El comentario surgió después de que Bullrich explicara por qué estaría dispuesta a sentarse a tomar un café con Cristina Kirchner, pero no con el diputado nacional de Unión por la Patria. Según la senadora libertaria, Máximo es “cerrado y el guardián de una ideología fracasada”.
La respuesta del dirigente kirchnerista no quedó solamente en la ironía. Kirchner cuestionó qué entiende Bullrich por una “ideología fracasada” y repasó distintos momentos de la carrera política de la actual legisladora.
“Es complejo saber a qué se refiere con una ideología fracasada porque es alguien que fracasó con Mauricio Macri, con Fernando De la Rúa y ahora con Milei”, afirmó.
El diputado también apuntó contra las políticas económicas de los gobiernos que Bullrich integró o acompañó y sostuvo que, según su mirada, no lograron cumplir con las promesas realizadas durante las campañas electorales.
“Como ustedes ven, estas políticas económicas fracasan. Fracasan en términos de lo que proponen ellos en campaña, que es mejorar la calidad de vida de la gente”, sostuvo.
Y agregó, con tono irónico: “Por ahí para sus intereses no confesables les va muy bien”.
LA DEFENSA DEL KIRCHNERISMO
Máximo Kirchner también defendió el período comprendido entre 2003 y 2015 y cuestionó que se lo defina como una etapa de fracaso.
“A qué se refiere con una ideología fracasada no tengo la más mínima idea. Sí sé que los 12 años entre 2003 y 2015 fueron mucho mejores que los años que siguieron al 2015 a la fecha”, afirmó.
Para el dirigente de La Cámpora, tampoco resulta razonable hablar de fracaso cuando, según su interpretación, una parte importante de la sociedad tenía durante esos años un nivel de vida diferente al actual.
Kirchner consideró además que la distinción que hizo Bullrich entre él y Cristina Kirchner responde a una estrategia para reforzar las “estigmatizaciones” que, según sostuvo, existen alrededor de su figura.
“En lo que a mí respecta siempre hablé con todos y todas. En última instancia, tenés que tomar un café con quien sea para mejorar la calidad de vida de tu gente, lo tenés que tomar más allá de tus gustos personales”, planteó.
EL RECUERDO DE BULLRICH EN EL PERONISMO
En otro tramo de la entrevista, Kirchner puso el foco en los distintos espacios políticos por los que pasó Bullrich a lo largo de su carrera.

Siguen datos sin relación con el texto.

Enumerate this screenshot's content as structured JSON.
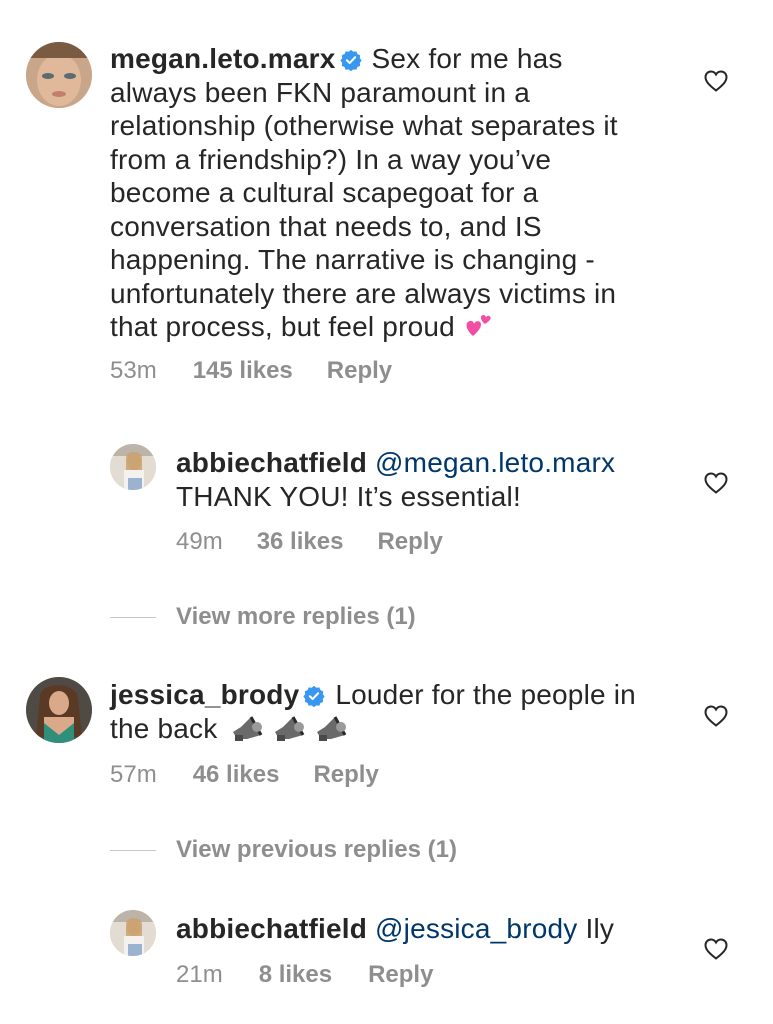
{
  "comments": [
    {
      "username": "megan.leto.marx",
      "verified": true,
      "text_lines": [
        "Sex for me has",
        "always been FKN paramount in a",
        "relationship (otherwise what separates it",
        "from a friendship?) In a way you’ve",
        "become a cultural scapegoat for a",
        "conversation that needs to, and IS",
        "happening. The narrative is changing -",
        "unfortunately there are always victims in",
        "that process, but feel proud"
      ],
      "emoji": "two-hearts",
      "time": "53m",
      "likes": "145 likes",
      "reply": "Reply"
    },
    {
      "username": "abbiechatfield",
      "mention": "@megan.leto.marx",
      "text_line2": "THANK YOU! It’s essential!",
      "time": "49m",
      "likes": "36 likes",
      "reply": "Reply"
    },
    {
      "view_replies": "View more replies (1)"
    },
    {
      "username": "jessica_brody",
      "verified": true,
      "text_line1": "Louder for the people in",
      "text_line2": "the back",
      "emoji": "loudspeaker x3",
      "time": "57m",
      "likes": "46 likes",
      "reply": "Reply"
    },
    {
      "view_replies": "View previous replies (1)"
    },
    {
      "username": "abbiechatfield",
      "mention": "@jessica_brody",
      "text_after": "Ily",
      "time": "21m",
      "likes": "8 likes",
      "reply": "Reply"
    }
  ],
  "colors": {
    "text": "#262626",
    "meta": "#8e8e8e",
    "mention": "#00376b",
    "verified": "#3897f0"
  }
}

“Gatopardismo” fue el concepto que utilizó para describir los cambios de partido y de espacio político que, según él, caracterizaron la trayectoria de la actual senadora.
“No sé cuál Bullrich habla, si la Bullrich de De la Rúa, la Bullrich de Macri, la Bullrich de Milei”, señaló.

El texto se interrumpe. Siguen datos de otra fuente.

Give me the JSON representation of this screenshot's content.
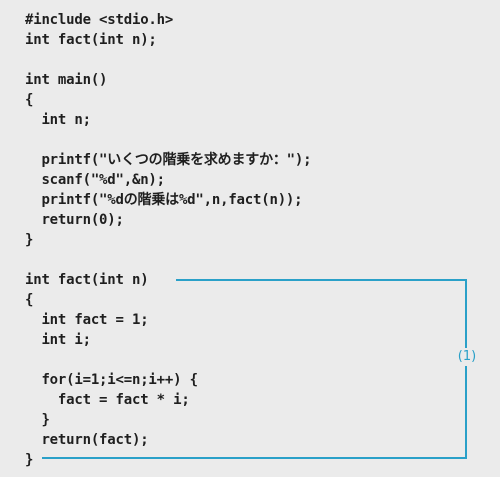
{
  "code": {
    "lines": [
      "#include <stdio.h>",
      "int fact(int n);",
      "",
      "int main()",
      "{",
      "  int n;",
      "",
      "  printf(\"いくつの階乗を求めますか：\");",
      "  scanf(\"%d\",&n);",
      "  printf(\"%dの階乗は%d\",n,fact(n));",
      "  return(0);",
      "}",
      "",
      "int fact(int n)",
      "{",
      "  int fact = 1;",
      "  int i;",
      "",
      "  for(i=1;i<=n;i++) {",
      "    fact = fact * i;",
      "  }",
      "  return(fact);",
      "}"
    ]
  },
  "callout": {
    "label": "(1)",
    "color": "#2aa0c8"
  },
  "colors": {
    "background": "#ebebeb",
    "text": "#1f1f1f"
  }
}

Pero después llevó el recuerdo mucho más atrás y mencionó una etapa en la que, según relató, conoció a Bullrich vinculada al peronismo.
“O la Bullrich que yo conocí de chiquito yendo a Río Gallegos como dirigente de la Juventud Peronista a ver a Néstor y Cristina”, recordó.

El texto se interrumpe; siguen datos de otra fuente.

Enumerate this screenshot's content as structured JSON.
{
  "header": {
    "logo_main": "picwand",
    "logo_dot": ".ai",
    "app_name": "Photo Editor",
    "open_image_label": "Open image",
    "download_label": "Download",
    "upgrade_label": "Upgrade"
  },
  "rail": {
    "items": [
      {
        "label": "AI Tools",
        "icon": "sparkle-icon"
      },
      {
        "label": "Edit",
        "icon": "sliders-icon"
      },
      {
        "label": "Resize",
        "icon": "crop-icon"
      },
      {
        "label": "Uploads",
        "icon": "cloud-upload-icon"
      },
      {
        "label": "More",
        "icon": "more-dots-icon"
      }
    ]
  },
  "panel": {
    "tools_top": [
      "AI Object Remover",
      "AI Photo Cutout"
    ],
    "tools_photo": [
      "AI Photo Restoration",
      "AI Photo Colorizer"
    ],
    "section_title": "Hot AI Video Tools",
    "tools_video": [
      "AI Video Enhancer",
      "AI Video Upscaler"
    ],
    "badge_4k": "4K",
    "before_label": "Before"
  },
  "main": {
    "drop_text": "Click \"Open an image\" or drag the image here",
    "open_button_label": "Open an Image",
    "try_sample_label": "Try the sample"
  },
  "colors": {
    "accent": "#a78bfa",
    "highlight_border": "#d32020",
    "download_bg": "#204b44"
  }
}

Incluso aseguró conservar una fotografía de aquella época, en la que aparecen Bullrich y Cristina Kirchner conversando en un café de Río Gallegos.
“Es más, tengo una foto muy linda de Río Gallegos en un café donde están las dos sentadas charlando. Imaginate, estamos hablando de una Cristina que tendría 32, 33 años, una foto del 85, 86, siempre la tengo a esa foto ahí”, relató.
El cruce, que comenzó con la posibilidad o no de compartir un café, terminó convirtiéndose en una discusión más amplia sobre las trayectorias políticas de Bullrich y Kirchner, el legado del kirchnerismo y las distintas alianzas que atravesaron la política argentina durante las últimas décadas.